We’ve all seen the yellow signs, warning drivers about fallen or falling rocks on the road ahead. Of course, these road signs are helpful for avoiding accidents, but preventing rocks from falling in the first place is even better. Prevention is exactly what Janod Contractors does.
Québec-based Janod is rock stabilization company that was founded in 1968, by Douglas Journeaux. Earlier in its day, the company’s primary operation was soft earth tunnelling, but when Douglas was introduced to rock slope stabilization in the 1970s, he jumped at the chance to incorporate it into the company’s offerings.
Today, rock stabilization represents 100 per cent of the business, a decision that was made by Douglas’s son, Daniel Journeaux, who has now owned the company for 15 years. “When the ownership transferred, my father asked me if I was going to continue to do soft earth tunnelling, I said no,” Daniel explains.
“I wanted to focus all of our efforts onto one area to service the mining, highway and railway industries.” Specialising was a risky decision, but it’s one that has led to the Janod’s success. “My father said I wouldn’t be able to make a living by specializing in rock stabilization,” Daniel recalls. “And he was right.

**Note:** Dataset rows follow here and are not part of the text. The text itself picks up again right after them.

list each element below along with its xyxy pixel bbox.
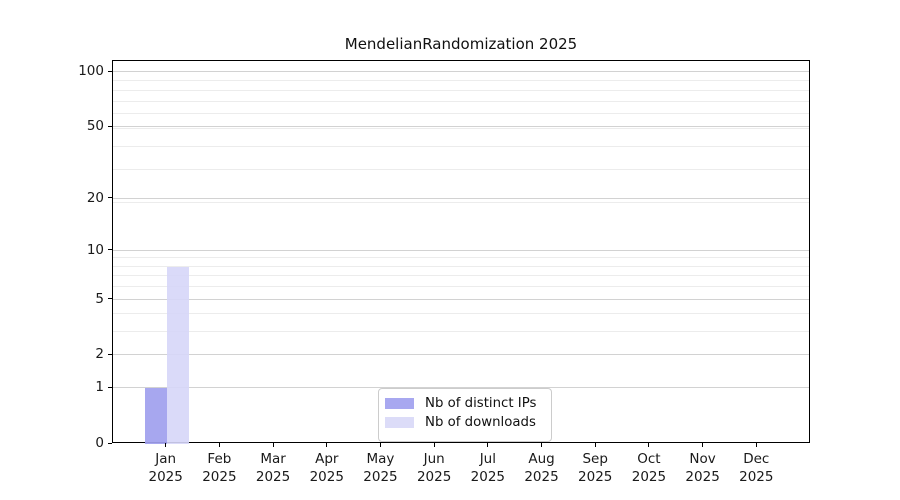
x-tick-label-mar: Mar 2025: [245, 451, 301, 486]
x-tick-oct: [648, 443, 650, 447]
gridline-minor-3: [113, 331, 809, 333]
x-tick-feb: [218, 443, 220, 447]
x-tick-mar: [272, 443, 274, 447]
y-tick-label-5: 5: [95, 290, 104, 307]
gridline-minor-8: [113, 265, 809, 267]
x-tick-month: Sep: [582, 451, 608, 467]
x-tick-month: Oct: [637, 451, 661, 467]
gridline-minor-49: [113, 127, 809, 129]
plot-area: [112, 60, 810, 444]
x-tick-year: 2025: [739, 468, 774, 485]
x-tick-month: Apr: [315, 451, 339, 467]
x-tick-sep: [594, 443, 596, 447]
gridline-major-2: [113, 354, 809, 356]
x-tick-label-feb: Feb 2025: [191, 451, 247, 486]
chart-title: MendelianRandomization 2025: [344, 35, 578, 53]
x-tick-month: Jul: [479, 451, 496, 467]
bar-jan-distinct-ips: [144, 388, 167, 444]
gridline-major-50: [113, 126, 809, 128]
x-tick-label-sep: Sep 2025: [567, 451, 623, 486]
gridline-minor-19: [113, 201, 809, 203]
x-tick-label-may: May 2025: [352, 451, 408, 486]
x-tick-label-oct: Oct 2025: [621, 451, 677, 486]
y-tick-label-1: 1: [95, 379, 104, 396]
x-tick-month: Feb: [207, 451, 232, 467]
x-tick-label-nov: Nov 2025: [675, 451, 731, 486]
gridline-minor-89: [113, 80, 809, 82]
x-tick-label-jun: Jun 2025: [406, 451, 462, 486]
x-tick-month: Nov: [689, 451, 716, 467]
y-tick-label-20: 20: [86, 189, 104, 206]
x-tick-label-jul: Jul 2025: [460, 451, 516, 486]
x-tick-year: 2025: [470, 468, 506, 485]
y-tick-label-2: 2: [95, 346, 104, 363]
gridline-major-5: [113, 298, 809, 300]
y-tick-20: [108, 197, 112, 199]
gridline-major-20: [113, 197, 809, 199]
x-tick-month: Jan: [155, 451, 177, 467]
x-tick-jun: [433, 443, 435, 447]
gridline-minor-6: [113, 286, 809, 288]
legend-item-distinct-ips: Nb of distinct IPs: [379, 394, 551, 413]
gridline-minor-9: [113, 257, 809, 259]
x-tick-year: 2025: [685, 468, 720, 485]
gridline-minor-69: [113, 100, 809, 102]
x-tick-month: Aug: [528, 451, 555, 467]
y-tick-1: [108, 386, 112, 388]
x-tick-month: Mar: [260, 451, 286, 467]
gridline-minor-79: [113, 89, 809, 91]
y-tick-0: [108, 442, 112, 444]
y-tick-10: [108, 249, 112, 251]
legend-swatch-downloads: [385, 417, 414, 428]
y-tick-label-10: 10: [86, 241, 104, 258]
y-tick-100: [108, 70, 112, 72]
x-tick-month: Jun: [423, 451, 445, 467]
y-tick-2: [108, 353, 112, 355]
gridline-major-100: [113, 71, 809, 72]
legend-label-distinct-ips: Nb of distinct IPs: [425, 396, 537, 411]
gridline-minor-7: [113, 275, 809, 277]
x-tick-year: 2025: [309, 468, 344, 485]
gridline-minor-4: [113, 313, 809, 315]
x-tick-label-aug: Aug 2025: [514, 451, 570, 486]
gridline-major-1: [113, 387, 809, 389]
y-tick-50: [108, 125, 112, 127]
x-tick-year: 2025: [631, 468, 667, 485]
bar-jan-downloads: [166, 266, 189, 444]
x-tick-year: 2025: [524, 468, 559, 485]
gridline-minor-59: [113, 112, 809, 114]
x-tick-label-jan: Jan 2025: [138, 451, 194, 486]
x-tick-month: May: [366, 451, 395, 467]
x-tick-aug: [541, 443, 543, 447]
x-tick-may: [379, 443, 381, 447]
x-tick-label-dec: Dec 2025: [728, 451, 784, 486]
legend-item-downloads: Nb of downloads: [379, 413, 551, 432]
y-tick-label-0: 0: [95, 435, 104, 451]
x-tick-nov: [702, 443, 704, 447]
x-tick-year: 2025: [416, 468, 452, 485]
x-tick-month: Dec: [743, 451, 770, 467]
x-tick-year: 2025: [202, 468, 237, 485]
y-tick-label-50: 50: [86, 118, 104, 135]
x-tick-label-apr: Apr 2025: [299, 451, 355, 486]
legend-swatch-distinct-ips: [385, 398, 414, 409]
legend-label-downloads: Nb of downloads: [425, 415, 536, 430]
y-tick-label-100: 100: [78, 63, 104, 79]
x-tick-jan: [165, 443, 167, 447]
x-tick-year: 2025: [255, 468, 291, 485]
gridline-minor-39: [113, 145, 809, 147]
y-tick-5: [108, 298, 112, 300]
x-tick-year: 2025: [363, 468, 398, 485]
x-tick-apr: [326, 443, 328, 447]
x-tick-jul: [487, 443, 489, 447]
x-tick-dec: [755, 443, 757, 447]
gridline-minor-29: [113, 168, 809, 170]
x-tick-year: 2025: [578, 468, 613, 485]
x-tick-year: 2025: [148, 468, 183, 485]
gridline-major-10: [113, 249, 809, 251]
legend: Nb of distinct IPs Nb of downloads: [378, 388, 552, 442]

Had I continued doing work in the east coast only, I wouldn’t have lasted, because the seasons are so short.” But Daniel was determined to see his plan through.
He looked into moving to western Canada to gain a few extra months of work. In the end, what his research found were better techniques and equipment to do a higher-quality job. Daniel also discovered that the rock stabilization technology in the United States was surprisingly behind the times. “We saw it as an opportunity to break in to the U.S. marketplace,” Daniel says. “It took us a year to give presentations to explain what could be done. We had to educate our clients, but it helped us propel the rock stabilization industry in the United States.”
A sturdy industry
It used to be the general consensus that falling rocks were an act of God, that there wasn’t much we could do about it. Fortunately for Janod, our society has advanced to a place where humans take matters into our own hands.
“The industry is more proactive now,” says Daniel. “We don’t take chances anymore. Builders and, in particular, departments of transportation have no choice but to contend with these slopes in advance, before they release the properties. The biggest change in the industry has been the knowledge that this work can be done and done safely; there is no job that’s impossible to do.”
Due to the nature of rock slope stabilization, safety and skills are key factors in the growing industry. Along with state-of-the-art equipment, Janod requires highly trained technicians with an intimate knowledge of both geology and the influence of climatic conditions on exposed rock structures. Oh, and these technicians must be proficient rock climbers. As Janod puts it, the weak of heart need not apply.
Just what does this sort of work entail? “It could be that a slope may only require scaling, when we repel down the slope using steel bars and air bags to knock the rocks off to the bottom,” explains Daniel. “It’s rare, but sometimes it’s all that’s needed. If further stabilization is required, we use shotcrete, bolts, netting, rock fall barriers and other materials. We have done a lot of residential and commercial work where bringing the rock down is not an option—when buildings have to be protected or when the slope is too massive or dangerous, for example—so we have to find ways of keeping it in place. The work is particular to each slope.”
As a Canadian company, Janod has done plenty of work in the country, particularly in its home province of Québec. “We have done quite a bit of work in Old Québec City, where there have been quite a few tough locations,” says Daniel. “Janod has also completed several projects for Ontario Power Generation (OPG) in the past five years, and we’re finalising a project with them this year. Most recently, Québec Iron and Titanium (QIT) called us back. They were one of our old clients we used to have 15 years ago. We did some scaling for them and they were surprised by the amount of rock we brought down. We weren’t. They had someone else doing the work for the last 15 years, and I guess you get what you pay for.”
Even though Janod has big contracts with major Canadian clients, these days, the company is doing most of its work south of the border. Since breaking into the U.S. market, Janod’s business has exploded. In fact, the company now does approximately 95 percent of its business in the mountainous states, with an office and warehouse in Honolulu, Hawaii, as well as Champlain, New York. “We just won Contractor of the Year in Washington State for a project we did in 2008,” Daniel beams.
From Canada to the United States, Janod is heading the right direction for more business with international clients. The next stop: Asia. “We have been invited into China following the 2008 earthquakes in the Sichuan province,” Daniel says, “and we’re still in talks with their government about how to make this work. The amount of devastation there is unbelievable. They have literally billions of dollars worth of work just in rock stabilization.”
In the next five years, Daniel sees Janod as one of the top international firms in the rock stabilization field. “To get there, we need to get involved with some complex, global-scale projects and show that we can complete them successfully.” How far along is Janod in its goal? “I think things are moving along well,” Daniel smiles. From an outside perspective, it certainly looks that way.